The safety net has holes. Most pharmacies rely on computer setups that are supposed to be updated regularly with information about new drugs or new risks for existing drugs. But these systems don't always work.

In a study reported in the Journal of the American Medical Association in 1996, Raymond Woosley, chairman of the department of pharmacology at Georgetown University Medical Center, and his colleagues presented two prescriptions for the same patient to 50 pharmacists in the Washington, D.C., area. One was for the antihistamine Seldane; the other was for the antibiotic erythromycin.

Since 1992 the FDA and the drug manufacturers have issued warnings that mixing the two drugs could be fatal. Still, 32 percent of the pharmacies filled the prescriptions. Of the 48 pharmacies using computers to flag adverse interactions, 29 percent had programs that failed to issue an alert.
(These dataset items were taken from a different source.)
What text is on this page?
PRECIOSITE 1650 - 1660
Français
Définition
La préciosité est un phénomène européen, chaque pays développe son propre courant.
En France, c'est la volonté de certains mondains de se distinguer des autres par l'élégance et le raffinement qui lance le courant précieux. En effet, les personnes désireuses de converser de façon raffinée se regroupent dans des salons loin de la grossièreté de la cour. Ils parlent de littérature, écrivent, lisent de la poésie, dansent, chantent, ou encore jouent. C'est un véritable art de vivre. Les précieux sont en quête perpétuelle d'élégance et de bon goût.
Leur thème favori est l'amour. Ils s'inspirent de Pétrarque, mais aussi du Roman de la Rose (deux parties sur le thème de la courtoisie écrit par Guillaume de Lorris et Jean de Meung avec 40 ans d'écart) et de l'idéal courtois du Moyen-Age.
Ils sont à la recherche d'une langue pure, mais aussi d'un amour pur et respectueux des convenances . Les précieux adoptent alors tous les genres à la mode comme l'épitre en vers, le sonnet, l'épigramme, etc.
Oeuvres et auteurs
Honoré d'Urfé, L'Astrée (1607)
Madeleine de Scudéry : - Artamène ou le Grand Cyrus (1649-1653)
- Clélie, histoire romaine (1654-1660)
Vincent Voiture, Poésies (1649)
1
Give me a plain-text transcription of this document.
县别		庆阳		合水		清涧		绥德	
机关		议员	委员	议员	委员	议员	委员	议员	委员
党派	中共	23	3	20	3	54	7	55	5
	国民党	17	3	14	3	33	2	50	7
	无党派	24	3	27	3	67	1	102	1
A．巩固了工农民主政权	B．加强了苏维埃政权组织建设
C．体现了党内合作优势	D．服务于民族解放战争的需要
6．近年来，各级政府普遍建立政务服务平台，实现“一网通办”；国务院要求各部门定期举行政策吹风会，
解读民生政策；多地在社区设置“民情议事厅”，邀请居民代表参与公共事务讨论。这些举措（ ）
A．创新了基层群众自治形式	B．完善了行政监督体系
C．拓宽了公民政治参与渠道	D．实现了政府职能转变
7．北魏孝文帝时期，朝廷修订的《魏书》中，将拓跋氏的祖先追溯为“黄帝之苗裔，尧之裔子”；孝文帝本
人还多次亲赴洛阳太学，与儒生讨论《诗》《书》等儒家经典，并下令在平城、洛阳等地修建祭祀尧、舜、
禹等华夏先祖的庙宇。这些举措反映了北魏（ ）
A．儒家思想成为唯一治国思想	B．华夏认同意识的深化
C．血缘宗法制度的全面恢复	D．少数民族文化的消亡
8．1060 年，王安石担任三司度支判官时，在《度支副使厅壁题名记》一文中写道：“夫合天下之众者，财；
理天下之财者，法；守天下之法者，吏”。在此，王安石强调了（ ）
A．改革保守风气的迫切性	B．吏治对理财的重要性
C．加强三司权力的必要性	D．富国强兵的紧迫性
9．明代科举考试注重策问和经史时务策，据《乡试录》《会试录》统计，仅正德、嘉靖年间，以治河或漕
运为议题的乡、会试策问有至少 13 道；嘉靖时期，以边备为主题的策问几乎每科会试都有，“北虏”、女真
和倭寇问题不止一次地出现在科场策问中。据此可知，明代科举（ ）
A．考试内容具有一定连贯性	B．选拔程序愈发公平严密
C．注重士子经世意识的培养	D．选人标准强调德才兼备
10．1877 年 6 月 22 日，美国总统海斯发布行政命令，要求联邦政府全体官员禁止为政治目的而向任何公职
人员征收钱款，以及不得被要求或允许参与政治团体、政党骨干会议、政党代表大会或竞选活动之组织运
In some cases, Woosley says, pharmacists had shut down the systems or overridden them.

And what about the patient information leaflets stapled to prescription bags at most pharmacies? These are also designed to give added protection against drug interactions or side effects. They usually aren't prepared by pharmacists or physicians—but by commercial vendors. And they're often vague or out-of-date.

Little watchdog oversight exists. Most state boards don't require pharmacies to report dispensing errors. And national error-reporting programs such as one run by U.S. Pharmacopeia (a nonprofit group that sets drug-manufacturing quality standards) are voluntary.

Drug chains, however, usually require pharmacists to submit error reports to management. But even those internal reports don't always prevent future errors.

Malvina Holloway, 59, of Mobile, Ala., received a bottle filled with Tambocor, a dangerous heart-rhythm-altering medication, rather than the breast-cancer drug Tamoxifen that her oncologist had prescribed. Holloway didn't discover the mistake until five months and two refills later.

Luckily, she did not experience any adverse reactions to the heart drug, but Holloway was distressed that her cancer treatment was delayed. She sued Harco Drugs, Inc., the regional chain where the mistake was made. Her attorney presented 233 incident reports that had been submitted to Harco management, the majority involving dispensing errors at their stores over the preceding three years. Holloway won a $255 000 jury award.

Such awards have motivated chains to improve internal procedures on error reports. But Carmen Catizone, executive director of the National Association of Boards of Pharmacy, which represents state licensing boards across the country, argues for greater oversight: "We are proposing that each individual pharmacy be required to report serious dispensing errors to the state board."

The ultimate responsibility of protecting himself, though, rests with the consumer. In most states, pharmacists are required by law to counsel customers about new prescriptions. Nevertheless, most customers turn down offers for a "show and tell."

Says Stephen Giroux, a pharmacist in Middleport, N.Y. "If people understood the harm that could be done to them by a dispensing error, they wouldn't treat going to a pharmacy like going to a fast-food store."

 

How to Protect Yourself

* Take Notes: At your doctor's office, write down the generic and brand names of your prescribed medicine, along with its purpose and the dosage. That way you can double-check the medication the pharmacist hands you.

* Inform Everyone: Remind both your doctor and your pharmacist of any drug allergies you have, as well as any other medications you're taking.Include over-the-counter pain or cold remedies, vitamins and herbal supplements.

* Check Refills: Make sure the pills are the same color and size you usually get. If they're different, assume they're wrong until a pharmacist examines them.

* Shop Off-Peak: Avoid getting prescriptions filled on a Monday, traditionally a pharmacy's busiest day. Call in refills a day or two ahead to lessen chances that your prescription will be filled during busy hours. If you get your prescriptions by mail, order them at least two weeks before you need a refill. Most importantly, if you feel sick after taking a newly prescribed drug, call your physician immediately.

                                                             —A.R.